The PST pattern likely reflects ongoing brain damage and is associated with diverse neurodevelopmental outcomes. In general, the aEEG background evolves during the first days depending on the duration and severity of the HI insult. The duration of aEEG abnormalities is associated with neurodevelopmental outcomes. In mild patients, as in Group C, rapid recovery occurs, and the prognosis is excellent; in contrast, infants with a persistent severe aEEG abnormality, as in Group A, have the worst outcomes.10,11,26 Infants with the PST pattern seem to be intermediate between the groups. In addition, recent evidence suggests that the predictive value of aEEG is delayed from 24–36 to 48–72 h of life.31,32,33,34 The delay in the predictive reliability of the aEEG for adverse outcomes can be explained by the beneficial effect of TH on the ongoing brain damage. It is further reported that TH prolongs the time to the presence of cyclicity on aEEG and pseudo-normalization on diffusion-weighted MRI.33,35 In the present study, the PST pattern, always associated with ongoing brain damage, occurred within about 24 h after birth, before the BS pattern. Since the BS pattern does not necessarily indicate ongoing brain damage, the PST pattern may provide valuable information for early prediction of the outcome in the TH era.

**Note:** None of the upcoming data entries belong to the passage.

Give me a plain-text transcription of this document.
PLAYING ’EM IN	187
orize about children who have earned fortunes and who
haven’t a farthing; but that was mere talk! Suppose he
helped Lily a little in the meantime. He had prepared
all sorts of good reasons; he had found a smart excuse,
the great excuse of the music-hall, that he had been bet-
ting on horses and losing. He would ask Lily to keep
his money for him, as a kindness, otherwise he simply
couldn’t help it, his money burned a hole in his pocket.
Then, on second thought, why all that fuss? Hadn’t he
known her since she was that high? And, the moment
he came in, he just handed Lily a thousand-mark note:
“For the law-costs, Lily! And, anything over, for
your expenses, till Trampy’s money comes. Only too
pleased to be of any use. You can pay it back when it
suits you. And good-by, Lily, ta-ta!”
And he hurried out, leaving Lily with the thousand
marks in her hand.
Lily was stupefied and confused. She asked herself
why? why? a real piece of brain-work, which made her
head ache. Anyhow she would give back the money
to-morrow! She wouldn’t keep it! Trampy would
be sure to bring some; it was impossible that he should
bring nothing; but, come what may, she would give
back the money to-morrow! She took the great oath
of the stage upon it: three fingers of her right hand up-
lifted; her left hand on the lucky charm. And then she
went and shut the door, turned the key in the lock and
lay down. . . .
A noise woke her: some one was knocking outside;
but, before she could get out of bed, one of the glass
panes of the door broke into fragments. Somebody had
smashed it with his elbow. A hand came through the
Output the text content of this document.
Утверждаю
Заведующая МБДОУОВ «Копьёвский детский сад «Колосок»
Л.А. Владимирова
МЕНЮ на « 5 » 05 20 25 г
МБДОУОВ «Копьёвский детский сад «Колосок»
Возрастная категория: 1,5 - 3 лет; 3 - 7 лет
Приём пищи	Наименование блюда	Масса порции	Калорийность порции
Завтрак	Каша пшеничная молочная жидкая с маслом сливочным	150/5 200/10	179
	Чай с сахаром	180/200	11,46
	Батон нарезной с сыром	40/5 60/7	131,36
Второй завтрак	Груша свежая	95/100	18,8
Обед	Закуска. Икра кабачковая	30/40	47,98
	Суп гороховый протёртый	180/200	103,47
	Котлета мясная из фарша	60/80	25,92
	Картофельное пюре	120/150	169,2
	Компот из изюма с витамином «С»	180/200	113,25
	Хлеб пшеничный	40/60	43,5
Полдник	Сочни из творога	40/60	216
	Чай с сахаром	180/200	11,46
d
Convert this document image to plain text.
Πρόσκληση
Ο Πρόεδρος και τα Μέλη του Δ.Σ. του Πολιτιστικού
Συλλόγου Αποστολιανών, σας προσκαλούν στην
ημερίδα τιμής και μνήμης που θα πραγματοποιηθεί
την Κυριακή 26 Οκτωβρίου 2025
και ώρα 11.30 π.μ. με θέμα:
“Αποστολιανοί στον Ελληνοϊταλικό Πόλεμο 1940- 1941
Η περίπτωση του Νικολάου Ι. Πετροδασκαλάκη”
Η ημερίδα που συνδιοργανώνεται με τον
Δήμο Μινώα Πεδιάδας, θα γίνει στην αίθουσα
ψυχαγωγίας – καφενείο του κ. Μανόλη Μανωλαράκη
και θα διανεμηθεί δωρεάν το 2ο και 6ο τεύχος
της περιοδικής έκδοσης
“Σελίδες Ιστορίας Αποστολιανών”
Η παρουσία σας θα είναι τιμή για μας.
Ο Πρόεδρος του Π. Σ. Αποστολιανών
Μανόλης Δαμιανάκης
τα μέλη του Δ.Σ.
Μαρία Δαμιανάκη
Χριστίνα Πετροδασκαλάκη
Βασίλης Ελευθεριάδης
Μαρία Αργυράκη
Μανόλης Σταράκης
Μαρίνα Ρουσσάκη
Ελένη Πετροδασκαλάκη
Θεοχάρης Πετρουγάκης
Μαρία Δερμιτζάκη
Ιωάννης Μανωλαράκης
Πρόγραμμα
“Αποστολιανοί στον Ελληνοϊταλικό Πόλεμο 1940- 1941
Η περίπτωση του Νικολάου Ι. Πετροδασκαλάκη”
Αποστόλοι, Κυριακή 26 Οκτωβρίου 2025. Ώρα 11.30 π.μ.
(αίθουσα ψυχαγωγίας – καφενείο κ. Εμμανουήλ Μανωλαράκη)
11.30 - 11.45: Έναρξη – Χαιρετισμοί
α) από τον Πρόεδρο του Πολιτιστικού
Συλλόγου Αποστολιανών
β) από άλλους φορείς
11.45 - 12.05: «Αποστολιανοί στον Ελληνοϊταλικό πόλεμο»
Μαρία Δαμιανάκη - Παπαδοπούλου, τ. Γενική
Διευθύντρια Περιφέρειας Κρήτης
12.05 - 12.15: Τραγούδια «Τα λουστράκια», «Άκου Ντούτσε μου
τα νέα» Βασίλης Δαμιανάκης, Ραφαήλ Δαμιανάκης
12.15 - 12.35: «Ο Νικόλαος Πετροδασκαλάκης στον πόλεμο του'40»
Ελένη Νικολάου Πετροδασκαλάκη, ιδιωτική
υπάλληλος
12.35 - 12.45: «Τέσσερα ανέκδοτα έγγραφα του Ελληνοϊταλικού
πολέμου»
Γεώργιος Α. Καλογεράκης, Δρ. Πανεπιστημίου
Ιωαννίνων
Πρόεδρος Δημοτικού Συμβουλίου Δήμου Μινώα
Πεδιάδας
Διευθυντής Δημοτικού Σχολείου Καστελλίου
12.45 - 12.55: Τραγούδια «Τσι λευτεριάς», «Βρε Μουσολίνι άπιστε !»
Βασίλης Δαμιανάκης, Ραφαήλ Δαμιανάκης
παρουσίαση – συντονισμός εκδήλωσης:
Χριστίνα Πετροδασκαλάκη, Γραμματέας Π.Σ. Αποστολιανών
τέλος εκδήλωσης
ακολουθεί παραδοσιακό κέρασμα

The strength of the present study was the standardized treatment protocol for TH. All infants in the present study were treated with TH according to the same protocol and sedated with the same medications with similar dosages. Another strength was the accurate detection of neonatal seizures and localization of the PST pattern, with gold-standard multichannel CEEG monitoring. The PST pattern was not observed on all of the channels simultaneously, suggesting that limited channel recording can lead to overlooking the presence of the PST pattern. Nevertheless, there are several limitations in this study. First, the sample size was relatively small from a single hospital, and the follow-up period was short. Second, EEG recordings were discontinued before recovery to the CNV pattern in some infants. Third, it remains unproven whether the generation of the PST pattern does not depend on the particular circumstance of mild hypothermia and the use of fentanyl and midazolam in the present cohort. Future multicenter studies on aEEG/EEG evolution in human subjects and corroboration by animal studies and computational models are needed.

Conclusions

A novel aEEG background pattern seen transiently during the recovery phase in TH-treated infants with HIE was reported. The PST pattern does not indicate status epilepticus, but it likely indicates a profoundly suppressed background pattern. Recognition of the PST pattern is clinically important for avoiding unnecessary treatment and probably for early prediction of unfavorable outcomes in the current cooling era. Further multicenter validation study is needed to more clarify the clinical significance of the pattern.